The search algorithm presented here, together with a graphical user interface, is available at http://glyconmrsearch.nmrhub.eu.
Supplementary data are available at Bioinformatics online.
更好地理解寡糖及其在生物学和医学几乎各个方面的广泛功能,有望揭示生物学的隐藏层面,并支持更好的治疗方法的开发。阐明未知寡糖的化学结构仍然是一个挑战。非靶向糖组学需要有效的工具。化学位移是生物分子拓扑结构和构象的丰富信息来源,但对于寡糖,其潜力尚未得到充分探索。我们假设每个单糖的化学位移对于具有特定连接模式的每种糖类型都是独特的,因此通过 NMR 光谱测量的相关数据可用于鉴定碳水化合物的化学性质。

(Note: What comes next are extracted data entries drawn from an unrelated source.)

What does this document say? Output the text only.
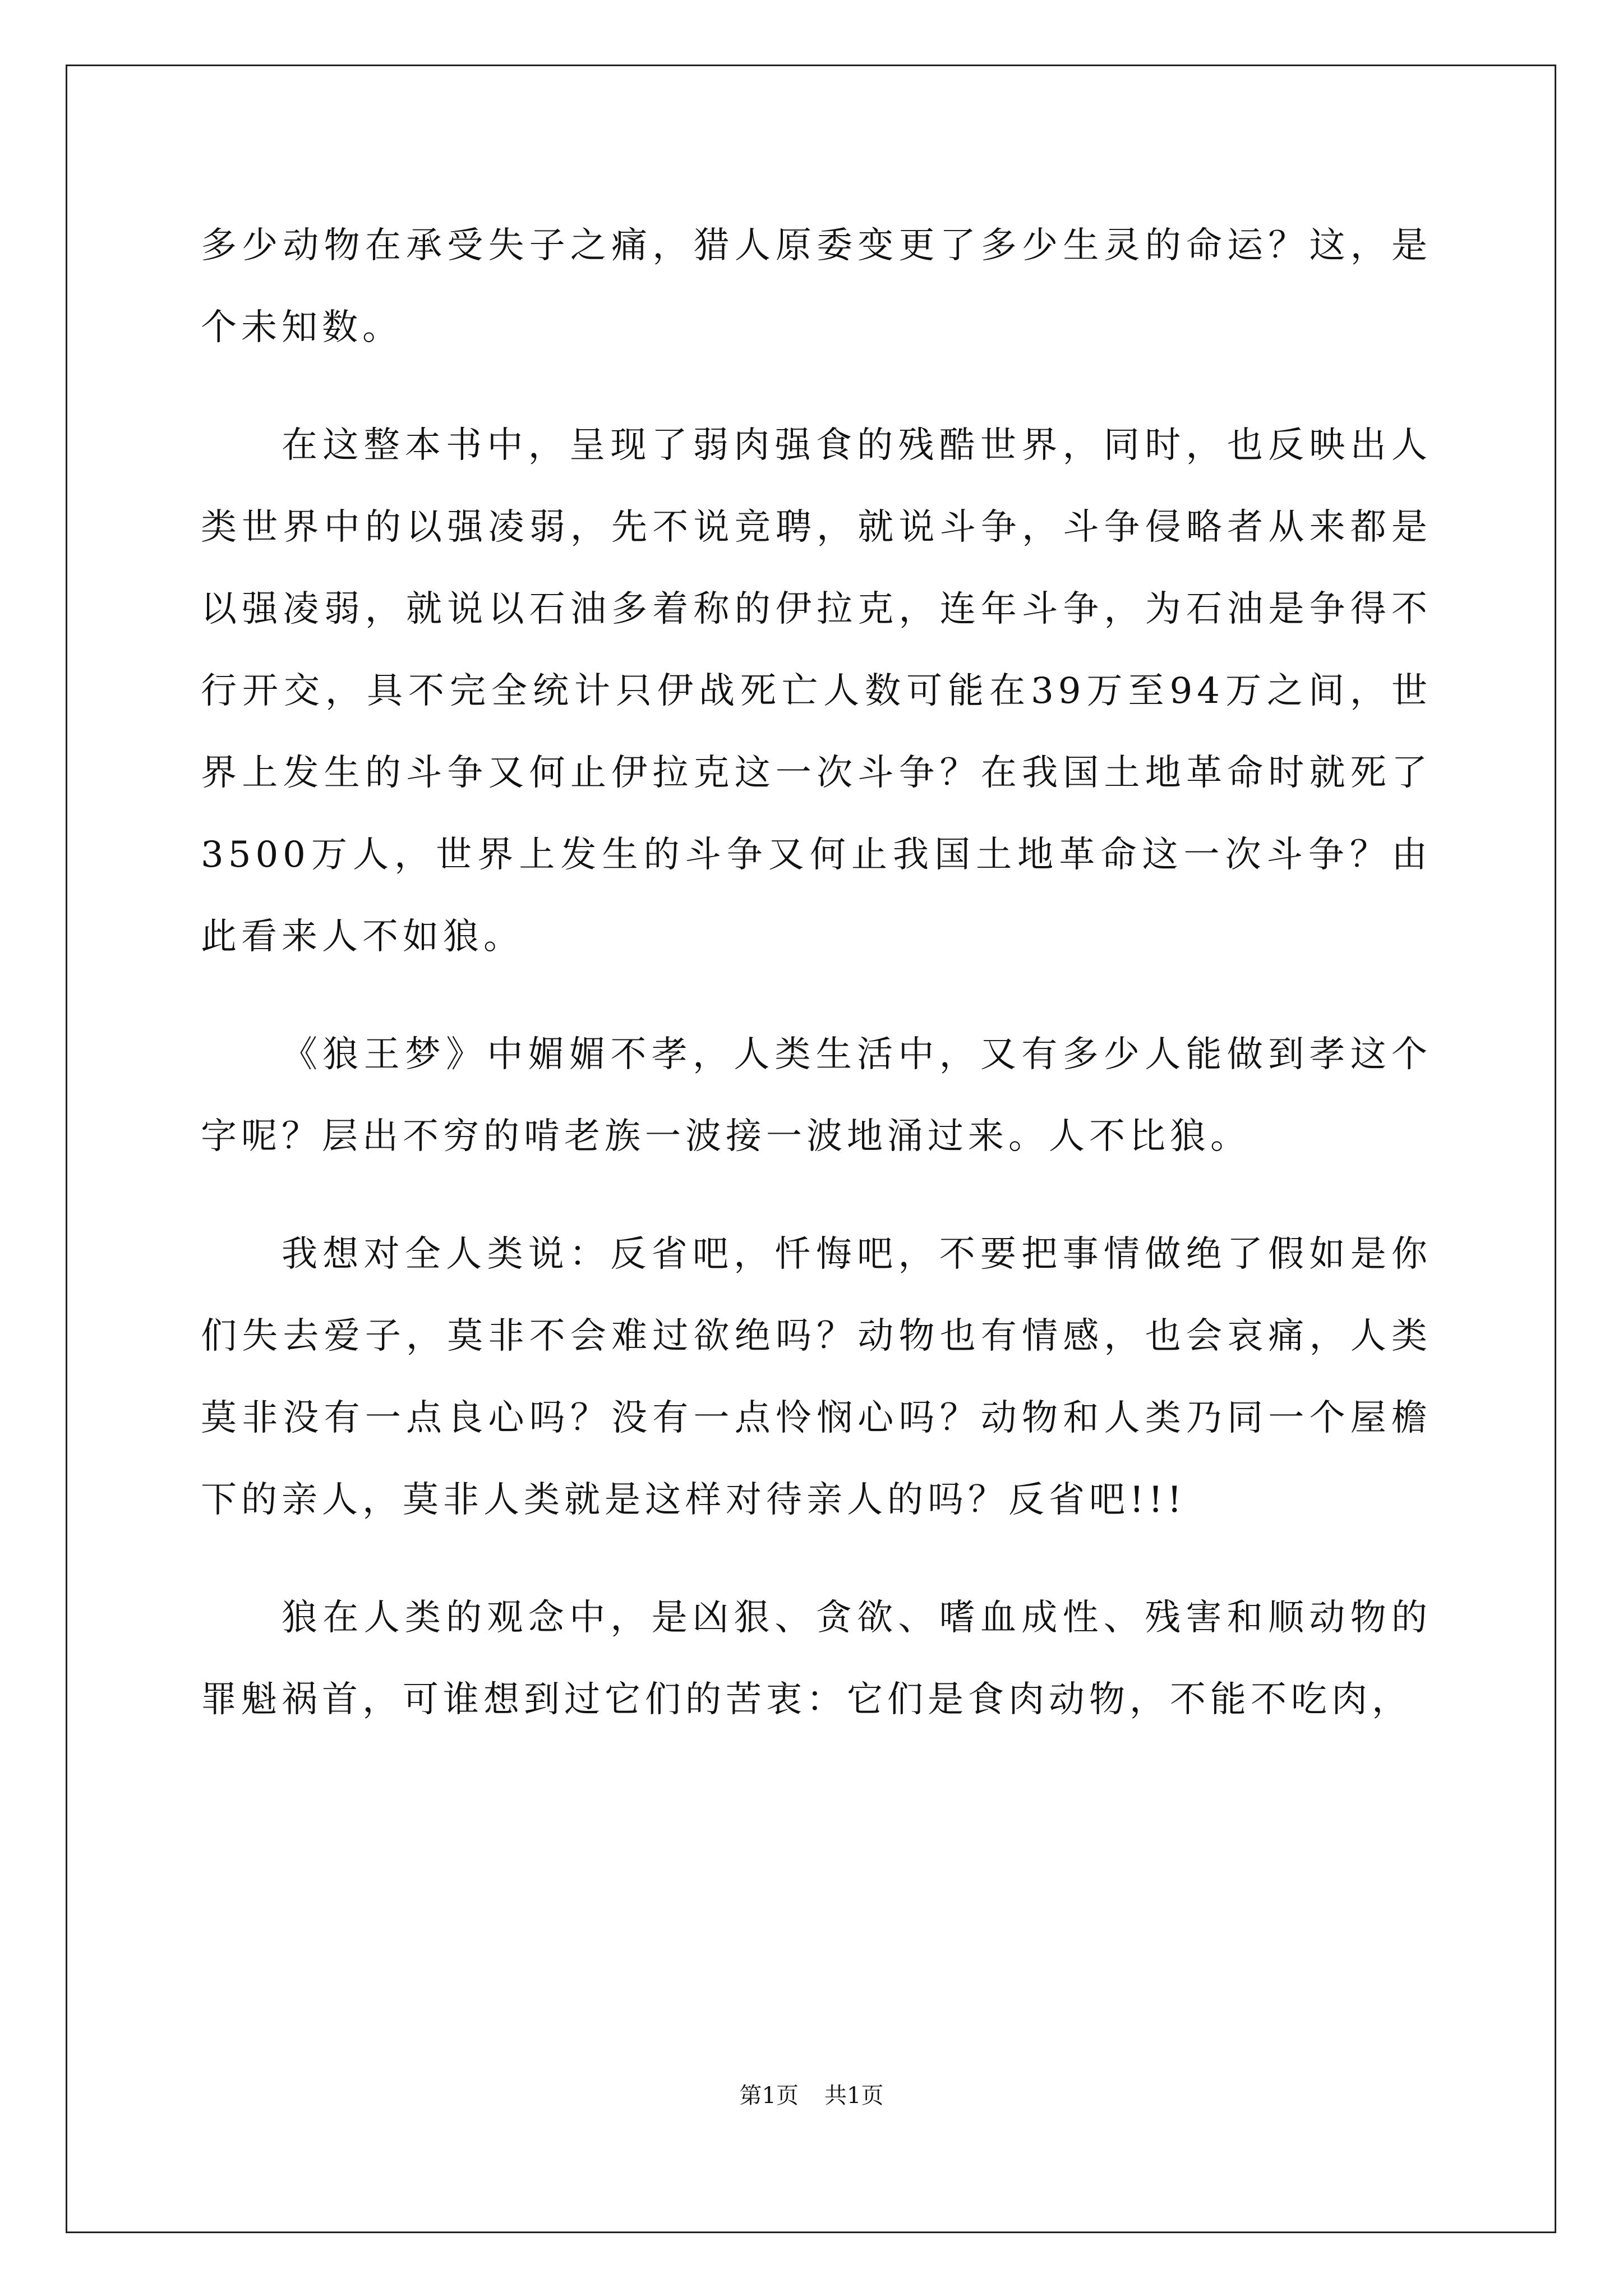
多少动物在承受失子之痛，猎人原委变更了多少生灵的命运？这，是个未知数。

在这整本书中，呈现了弱肉强食的残酷世界，同时，也反映出人类世界中的以强凌弱，先不说竞聘，就说斗争，斗争侵略者从来都是以强凌弱，就说以石油多着称的伊拉克，连年斗争，为石油是争得不行开交，具不完全统计只伊战死亡人数可能在39万至94万之间，世界上发生的斗争又何止伊拉克这一次斗争？在我国土地革命时就死了3500万人，世界上发生的斗争又何止我国土地革命这一次斗争？由此看来人不如狼。

《狼王梦》中媚媚不孝，人类生活中，又有多少人能做到孝这个字呢？层出不穷的啃老族一波接一波地涌过来。人不比狼。

我想对全人类说：反省吧，忏悔吧，不要把事情做绝了假如是你们失去爱子，莫非不会难过欲绝吗？动物也有情感，也会哀痛，人类莫非没有一点良心吗？没有一点怜悯心吗？动物和人类乃同一个屋檐下的亲人，莫非人类就是这样对待亲人的吗？反省吧!!!

狼在人类的观念中，是凶狠、贪欲、嗜血成性、残害和顺动物的罪魁祸首，可谁想到过它们的苦衷：它们是食肉动物，不能不吃肉，

第1页 共1页
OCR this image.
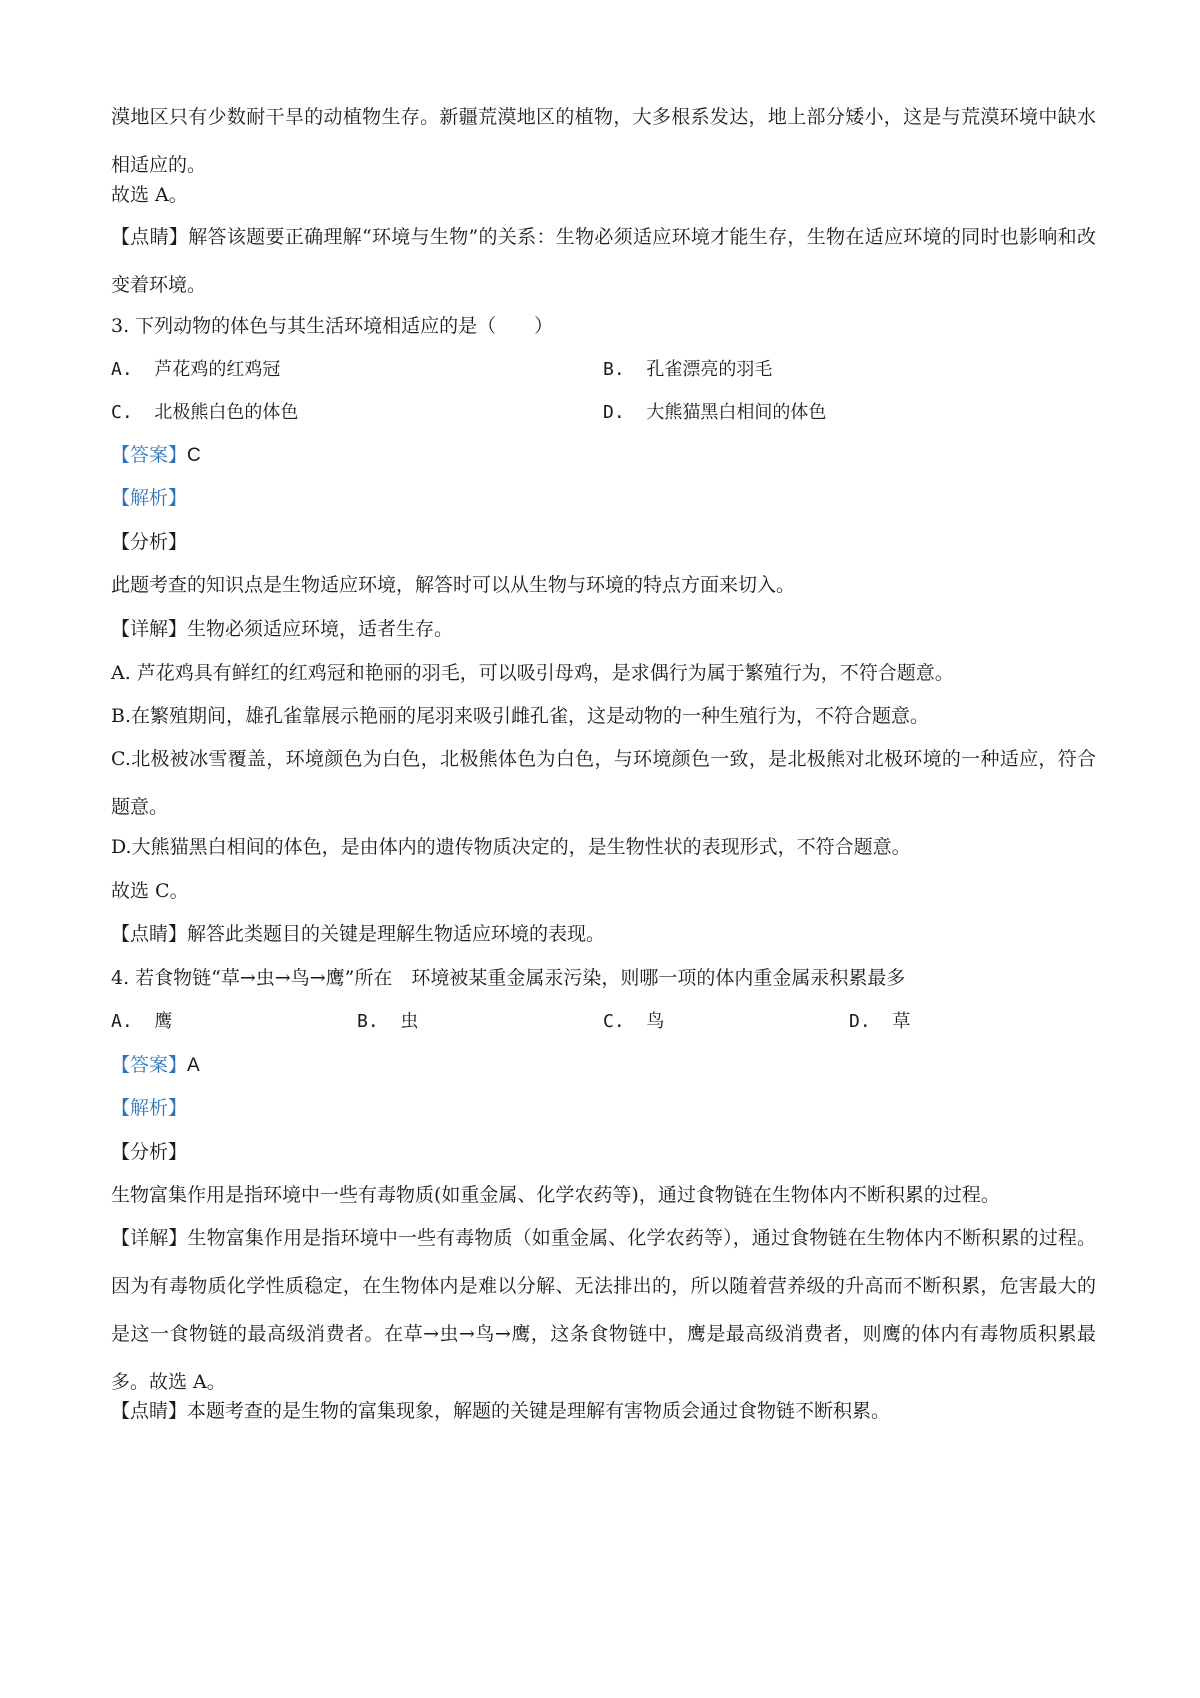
漠地区只有少数耐干旱的动植物生存。新疆荒漠地区的植物，大多根系发达，地上部分矮小，这是与荒漠环境中缺水相适应的。
故选 A。
【点睛】解答该题要正确理解“环境与生物”的关系：生物必须适应环境才能生存，生物在适应环境的同时也影响和改变着环境。
3. 下列动物的体色与其生活环境相适应的是（　　）
A. 芦花鸡的红鸡冠	B. 孔雀漂亮的羽毛
C. 北极熊白色的体色	D. 大熊猫黑白相间的体色
【答案】C
【解析】
【分析】
此题考查的知识点是生物适应环境，解答时可以从生物与环境的特点方面来切入。
【详解】生物必须适应环境，适者生存。
A. 芦花鸡具有鲜红的红鸡冠和艳丽的羽毛，可以吸引母鸡，是求偶行为属于繁殖行为，不符合题意。
B.在繁殖期间，雄孔雀靠展示艳丽的尾羽来吸引雌孔雀，这是动物的一种生殖行为，不符合题意。
C.北极被冰雪覆盖，环境颜色为白色，北极熊体色为白色，与环境颜色一致，是北极熊对北极环境的一种适应，符合题意。
D.大熊猫黑白相间的体色，是由体内的遗传物质决定的，是生物性状的表现形式，不符合题意。
故选 C。
【点睛】解答此类题目的关键是理解生物适应环境的表现。
4. 若食物链“草→虫→鸟→鹰”所在　环境被某重金属汞污染，则哪一项的体内重金属汞积累最多
A. 鹰	B. 虫	C. 鸟	D. 草
【答案】A
【解析】
【分析】
生物富集作用是指环境中一些有毒物质(如重金属、化学农药等)，通过食物链在生物体内不断积累的过程。
【详解】生物富集作用是指环境中一些有毒物质（如重金属、化学农药等），通过食物链在生物体内不断积累的过程。因为有毒物质化学性质稳定，在生物体内是难以分解、无法排出的，所以随着营养级的升高而不断积累，危害最大的是这一食物链的最高级消费者。在草→虫→鸟→鹰，这条食物链中，鹰是最高级消费者，则鹰的体内有毒物质积累最多。故选 A。
【点睛】本题考查的是生物的富集现象，解题的关键是理解有害物质会通过食物链不断积累。
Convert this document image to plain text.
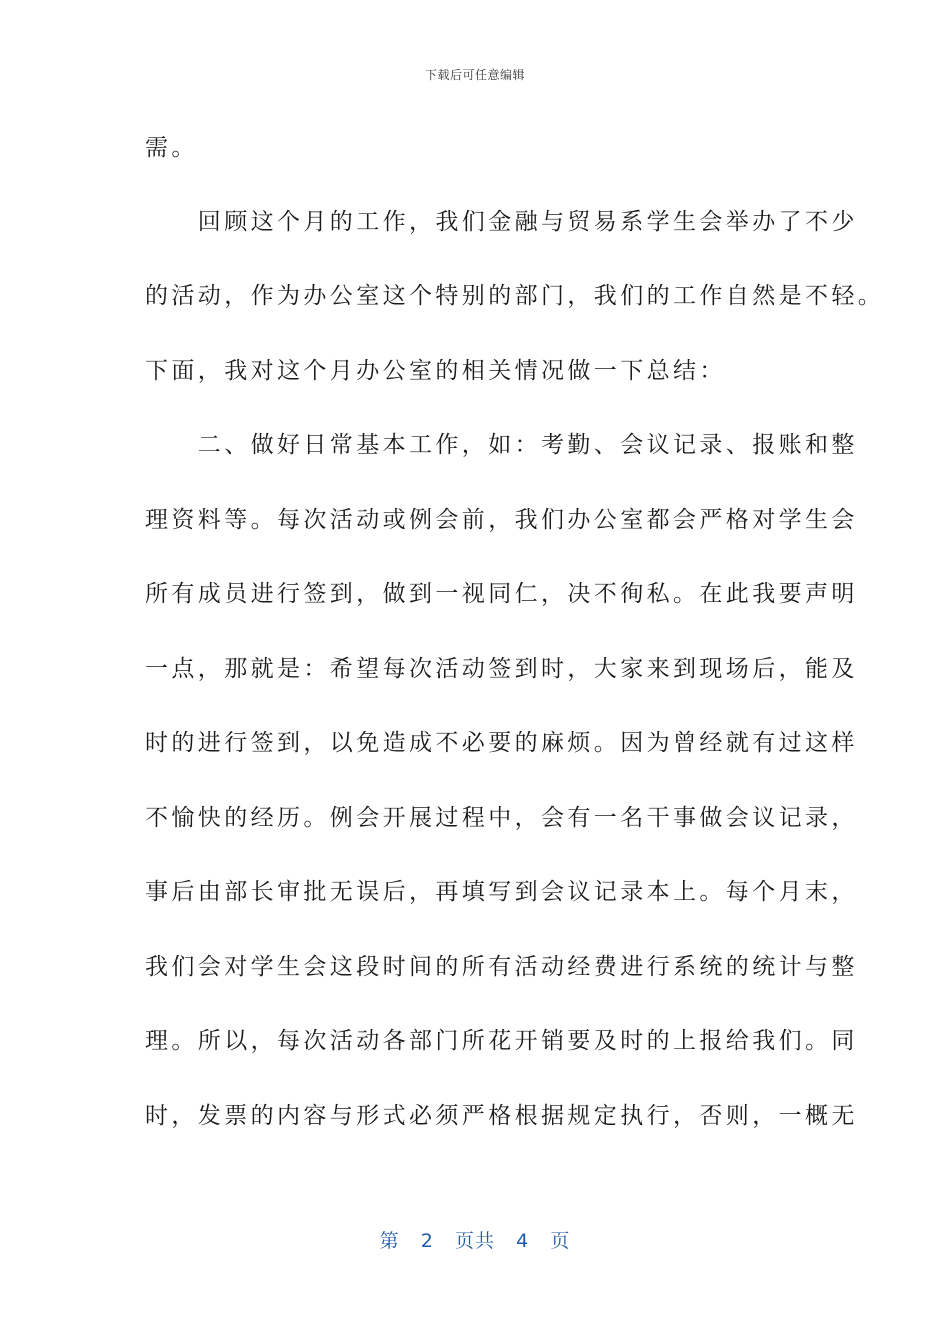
下载后可任意编辑

需。

　　回顾这个月的工作，我们金融与贸易系学生会举办了不少

的活动，作为办公室这个特别的部门，我们的工作自然是不轻。

下面，我对这个月办公室的相关情况做一下总结：

　　二、做好日常基本工作，如：考勤、会议记录、报账和整

理资料等。每次活动或例会前，我们办公室都会严格对学生会

所有成员进行签到，做到一视同仁，决不徇私。在此我要声明

一点，那就是：希望每次活动签到时，大家来到现场后，能及

时的进行签到，以免造成不必要的麻烦。因为曾经就有过这样

不愉快的经历。例会开展过程中，会有一名干事做会议记录，

事后由部长审批无误后，再填写到会议记录本上。每个月末，

我们会对学生会这段时间的所有活动经费进行系统的统计与整

理。所以，每次活动各部门所花开销要及时的上报给我们。同

时，发票的内容与形式必须严格根据规定执行，否则，一概无

第 2 页共 4 页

我们在这里提出了一种有效的搜索算法 GlycoNMRSearch,它可以将未识别的单糖自旋系统的一部分或全部化学位移与 NMR 数据库中的所有自旋系统进行匹配。搜索结果比早期的搜索功能更精确,高度相似的匹配表明了寡糖中自旋系统的化学结构。因此,在所有电子可用的寡糖 NMR 数据中搜索连接的化学位移相关性是识别未知寡糖化学结构的非常有效的方法。随着未来数据库的改进,GlycoNMRSearch 将更有效地推断寡糖的化学结构,并且它很有可能成为糖组学不可或缺的技术。
此处提出的搜索算法以及图形用户界面可在 http://glyconmrsearch.nmrhub.eu 上获得。
补充数据可在“Bioinformatics”在线获得。